Tessa Hulls’ grandmother was a journalist who fled Shanghai for Hong Kong during the Cultural Revolution with her daughter, penned a somewhat scandalous blockbuster memoir, and sank into mental illness. One strand of the book, then, is to conjure a sense of this bold, tenacious woman, who Tessa knows as a disoriented elderly who spends her days manically filling notebooks. To understand her grandmother’s trajectory also requires an account of Chinese history, particularly its more harrowing episodes — the book taught me a lot that I didn’t know before.

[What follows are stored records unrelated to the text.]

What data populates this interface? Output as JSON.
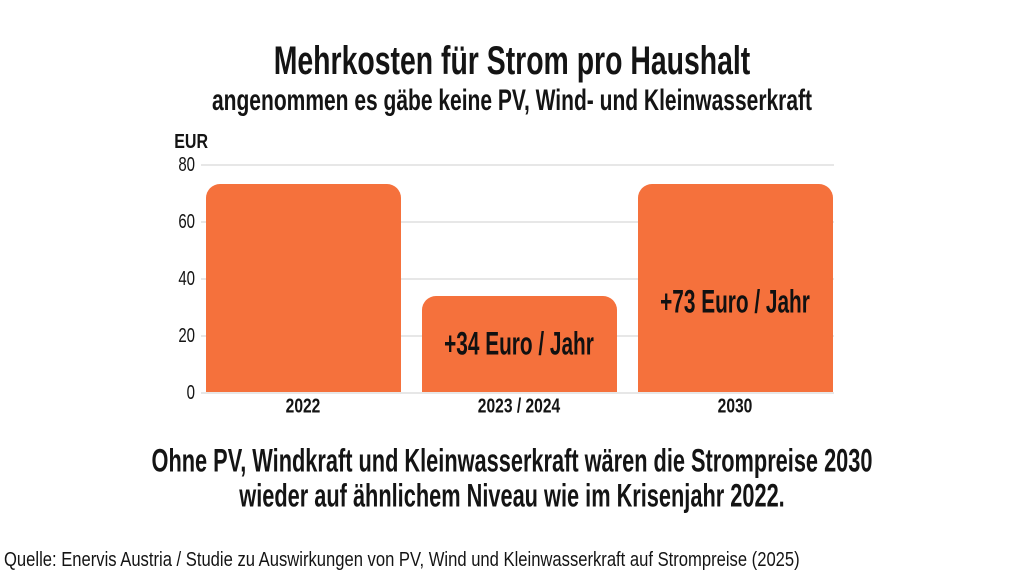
{
  "chart_data": {
    "type": "bar",
    "categories": [
      "2022",
      "2023 / 2024",
      "2030"
    ],
    "values": [
      73,
      34,
      73
    ],
    "bar_labels": [
      "",
      "+34 Euro / Jahr",
      "+73 Euro / Jahr"
    ],
    "title": "Mehrkosten für Strom pro Haushalt",
    "subtitle": "angenommen es gäbe keine PV, Wind- und Kleinwasserkraft",
    "unit_label": "EUR",
    "ylabel": "EUR",
    "xlabel": "",
    "y_ticks": [
      0,
      20,
      40,
      60,
      80
    ],
    "ylim": [
      0,
      80
    ],
    "grid": true,
    "legend": false,
    "bar_color": "#F5713C",
    "gridline_color": "#E7E7E7"
  },
  "caption": {
    "line1": "Ohne PV, Windkraft und Kleinwasserkraft wären die Strompreise 2030",
    "line2": "wieder auf ähnlichem Niveau wie im Krisenjahr 2022."
  },
  "footer": {
    "source": "Quelle: Enervis Austria / Studie zu Auswirkungen von PV, Wind und Kleinwasserkraft auf Strompreise (2025)"
  }
}
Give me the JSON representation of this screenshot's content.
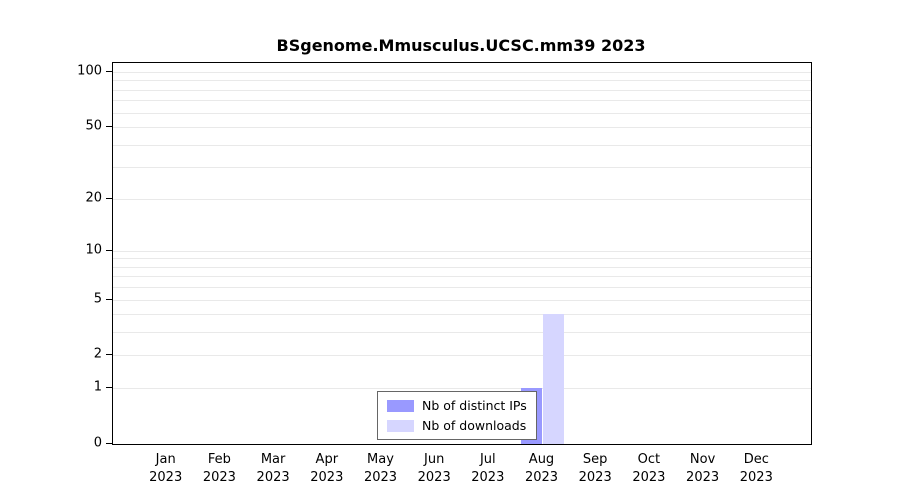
{
  "chart_data": {
    "type": "bar",
    "title": "BSgenome.Mmusculus.UCSC.mm39 2023",
    "categories": [
      "Jan",
      "Feb",
      "Mar",
      "Apr",
      "May",
      "Jun",
      "Jul",
      "Aug",
      "Sep",
      "Oct",
      "Nov",
      "Dec"
    ],
    "x_year_label": "2023",
    "series": [
      {
        "name": "Nb of distinct IPs",
        "color": "#9999ff",
        "values": [
          0,
          0,
          0,
          0,
          0,
          0,
          0,
          1,
          0,
          0,
          0,
          0
        ]
      },
      {
        "name": "Nb of downloads",
        "color": "#d6d6ff",
        "values": [
          0,
          0,
          0,
          0,
          0,
          0,
          0,
          4,
          0,
          0,
          0,
          0
        ]
      }
    ],
    "xlabel": "",
    "ylabel": "",
    "ylim": [
      0,
      100
    ],
    "yticks": [
      0,
      1,
      2,
      5,
      10,
      20,
      50,
      100
    ],
    "minor_gridlines": [
      1,
      2,
      3,
      4,
      5,
      6,
      7,
      8,
      9,
      10,
      20,
      30,
      40,
      50,
      60,
      70,
      80,
      90,
      100
    ],
    "y_scale": "log10(1+x)",
    "grid": true,
    "legend_position": "bottom-inside",
    "axis_color": "#000000",
    "gridline_color": "#e9e9e9"
  }
}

A second strand of the book considers the story of Tessa’s mother, who grew up in an elite boarding school in Hong Kong, seeing her mother only occasionally. Part of what fascinates Tessa is the realization that in Hong Kong, her mother’s mixed race identity had a clear cultural meaning, a link to a community. This contrasts sharply with Tessa’s experience as an Asian American who often feels ambiguous, illegible, caught in between. But more centrally, Tessa also tries to sort through the layers of her own relationship to her mother, and to understand how the friction between them stems both from cultural differences and more individual responses to trauma.
And then, of course, there is Tessa’s account of her own life and its varied twists and turns. Because I first heard about the book via a Reed alumni group (the author and I are both Reedies), I was slightly bummed that she didn’t say more about her college experience. But I was really interested in her trajectory as an artist and writer. And I loved reading about her adventures bartending in Antarctica, and appreciated her meditations on freedom.
This is a hell of a debut — complex, thorny, lyrical. I can’t wait to see what she does next!